Like ASUU, PENGASSAN is kicking against the IPPIS, which is domiciled in the office of the Accountant General of the Federation (OAGF), responsible for payment of salaries and wages directly to the bank accounts of federal government employees, after deducting and remitting third party payments from the affected workers’ salaries.
The oil workers’ unions accused the federal government of failure to pay arrears owed to members in the Nigerian Nuclear Regulatory Authority (NNRA); Petroleum Training Institute (PTI), Petroleum Products Pricing Regulatory Agency (PPPRA), and the Department of Petroleum Resources (DPR), which Festus Osifo, PENGASSAN president, said, have not been remitted since 2019.
For the NNPC, mounting insinuation of possible scarcity of petroleum products would not arise, as it has stockpiled products in the dispensing stations across the country, and would keep all of them operational.
Kennie Obateru, the group general manager, group public affairs division of the NNPC, quoted the corporation’s group managing director, MeleKyari, as saying that the industrial action embarked upon by PENGASSAN would not lead to scarcity of petroleum products, as all fuel stations and petrol depots in the country have enough stock of products to service consumers; and are open for business.
However, Kyari expressed hope that the industrial dispute would be settled amicably.
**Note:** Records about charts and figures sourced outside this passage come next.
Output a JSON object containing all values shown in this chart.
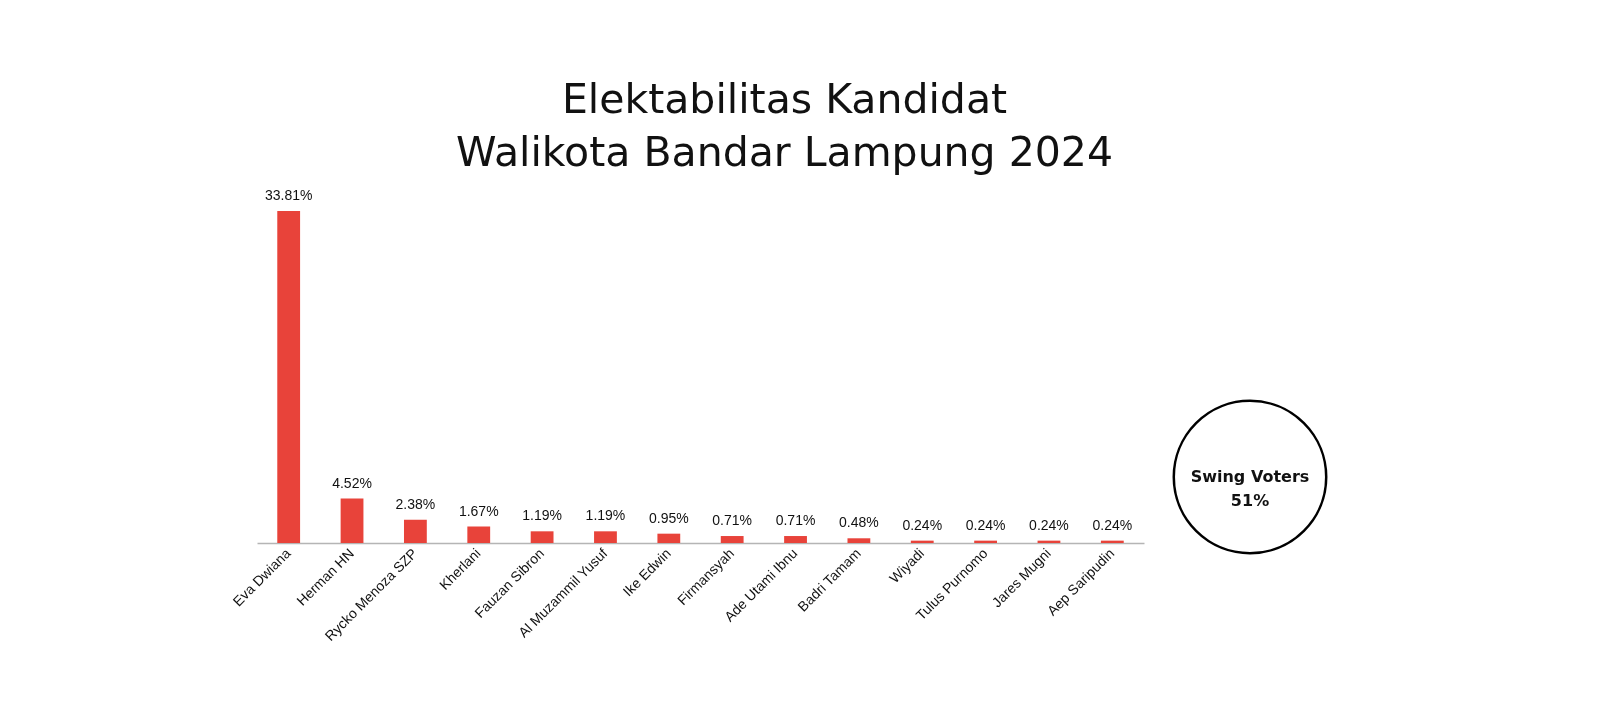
{
  "chart_data": {
    "type": "bar",
    "title": "Elektabilitas Kandidat\nWalikota Bandar Lampung 2024",
    "categories": [
      "Eva Dwiana",
      "Herman HN",
      "Rycko Menoza SZP",
      "Kherlani",
      "Fauzan Sibron",
      "Al Muzammil Yusuf",
      "Ike Edwin",
      "Firmansyah",
      "Ade Utami Ibnu",
      "Badri Tamam",
      "Wiyadi",
      "Tulus Purnomo",
      "Jares Mugni",
      "Aep Saripudin"
    ],
    "values": [
      33.81,
      4.52,
      2.38,
      1.67,
      1.19,
      1.19,
      0.95,
      0.71,
      0.71,
      0.48,
      0.24,
      0.24,
      0.24,
      0.24
    ],
    "value_labels": [
      "33.81%",
      "4.52%",
      "2.38%",
      "1.67%",
      "1.19%",
      "1.19%",
      "0.95%",
      "0.71%",
      "0.71%",
      "0.48%",
      "0.24%",
      "0.24%",
      "0.24%",
      "0.24%"
    ],
    "color": "#e8433a",
    "annotations": [
      "Swing Voters\n51%"
    ]
  }
}
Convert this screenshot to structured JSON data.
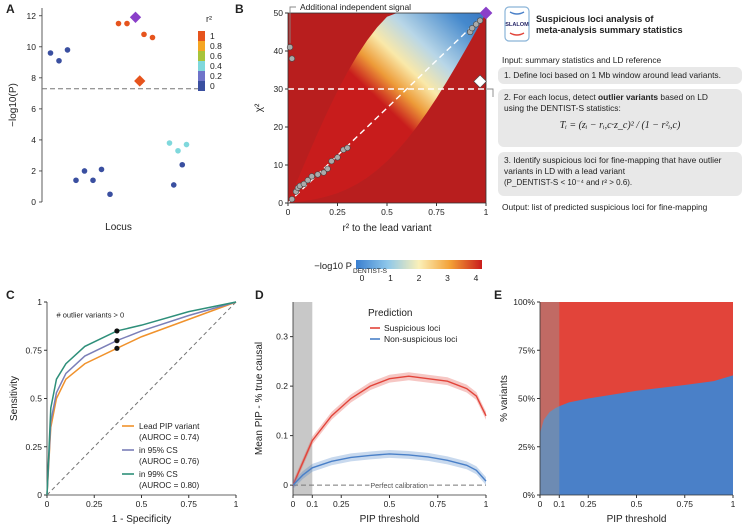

The NNPC GMD repeated that the corporation was determined to make the 2020 end-of-year festivities a zero-fuel queue period, just like the preceding year. He noted that critical stockholders in the petroleum products supply and distribution chain such as tanker drivers (PTD), depot owners (PDO) and road transport owners (RTEAN) have been mobilized to ensure hitch-free season.
However, some oil industry experts who spoke with Business A.M. said they were doubtful how long the national oil company can go with its approach. They rather advised the corporation to work towards getting the federal government to dialogue with the striking oil workers, with a view to settling the dispute.
Friday Udoh, a gas value-chain expert and chief economist at the south-south chapter of the Institute of Chartered Economists of Nigeria (ICEN) told Business A.M. from Eket, AkwaIbom State that it was better the federal government moved to resolve the dispute with PENGASSAN and NUPENG, rather than getting the NNPC to stockpile products.
According to him, the union members within the corporation would rather be forced to obey their unions’ directives than carry out government’s instruction, as acting otherwise could expose them to physical attacks by the union members, at a time the country was still tensed up.